Coffee Cream: made with 18% milk fat and is enjoyed by lovers of mellow, full bodied coffee. Poured over fresh fruit, it makes a quick, delicious dessert topping, as well as can enhance many soups, sauces, and purees.
Whipping Cream: made with 33% milk fat and is the ultimate cream. It whips into a light, creamy and smooth topping that works wonders on pastries, fresh fruit or hot cocoa.
Aerosol Whipping Cream: convenient and ideal for last minute dessert preparations. Made with real cream, it has a taste that non-dairy substitutes just can’t match. It can be substituted for 35% whipping cream as a topping on any dessert.
I just made these and they came out PERFECT. Thank you so much for printing this recipe!
I meant to ask...did your pre-baked tart dough come out quite oily? I had to add a bit more flour since it was just wet, wet, wet.
Actually, it appeared to be a tad on the oily side as I recall...before baking. However, I did not add any additional flour. After baking the shells, I didn't really notice any oiliness. My tart dough wasn't really wet. The finished tart shells were crunchy (almost deep-fried crisp) and didn't have any oily residue. Your tart shells look great though so obviously it needed the extra flour. Maybe your flour had a different moisture content than mine?
I used Gold's All Purpose flour.
I do think I used convection bake too. That may be part of the difference. The crusts werent greasy once they were baked, but they sure were crispy and buttery!

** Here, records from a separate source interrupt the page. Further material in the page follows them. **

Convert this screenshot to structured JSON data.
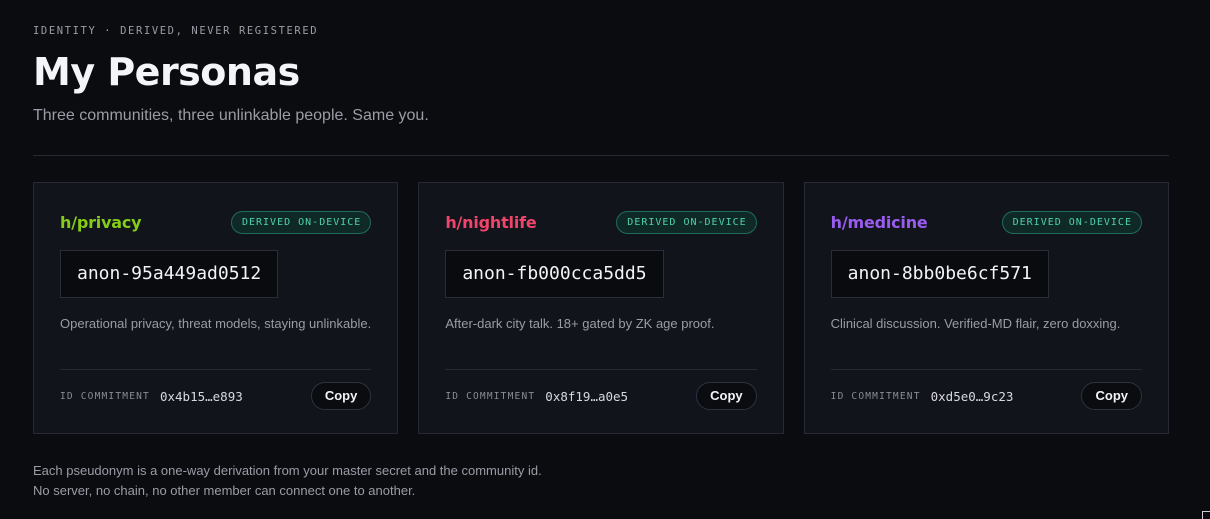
{
  "header": {
    "eyebrow": "IDENTITY · DERIVED, NEVER REGISTERED",
    "title": "My Personas",
    "subtitle": "Three communities, three unlinkable people. Same you."
  },
  "colors": {
    "privacy": "#84cc16",
    "nightlife": "#f0446a",
    "medicine": "#9a5cf0",
    "badge": "#4fd1b0"
  },
  "personas": [
    {
      "community": "h/privacy",
      "badge": "DERIVED ON-DEVICE",
      "handle": "anon-95a449ad0512",
      "description": "Operational privacy, threat models, staying unlinkable.",
      "commitment_label": "ID COMMITMENT",
      "commitment_value": "0x4b15…e893",
      "copy_label": "Copy"
    },
    {
      "community": "h/nightlife",
      "badge": "DERIVED ON-DEVICE",
      "handle": "anon-fb000cca5dd5",
      "description": "After-dark city talk. 18+ gated by ZK age proof.",
      "commitment_label": "ID COMMITMENT",
      "commitment_value": "0x8f19…a0e5",
      "copy_label": "Copy"
    },
    {
      "community": "h/medicine",
      "badge": "DERIVED ON-DEVICE",
      "handle": "anon-8bb0be6cf571",
      "description": "Clinical discussion. Verified-MD flair, zero doxxing.",
      "commitment_label": "ID COMMITMENT",
      "commitment_value": "0xd5e0…9c23",
      "copy_label": "Copy"
    }
  ],
  "footnote": {
    "line1": "Each pseudonym is a one-way derivation from your master secret and the community id.",
    "line2": "No server, no chain, no other member can connect one to another."
  }
}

OH, and you know what else I did? I made the dough by hand. I mean, with my hands, in a bowl. LOL.
Baking, what a mystery~
You said it. Baking is so like chemistry. (My greatest challenges have always with been with macarons). This chocolate tart was not too bad to figure out; nor was it as temperamental. Your making the dough by hand is admirable. It gives you a better feel for the product in the end.
this is for the anonymous commenter in my spring petits fours post...talking about my chocolate tart post: no, i don't think you could freeze the whole chocolate tarts. however, i would freeze the baked tart shells and then perhaps finish the chocolate filling on the day of serving it. the chocolate might not look very appealing after it's defrosted.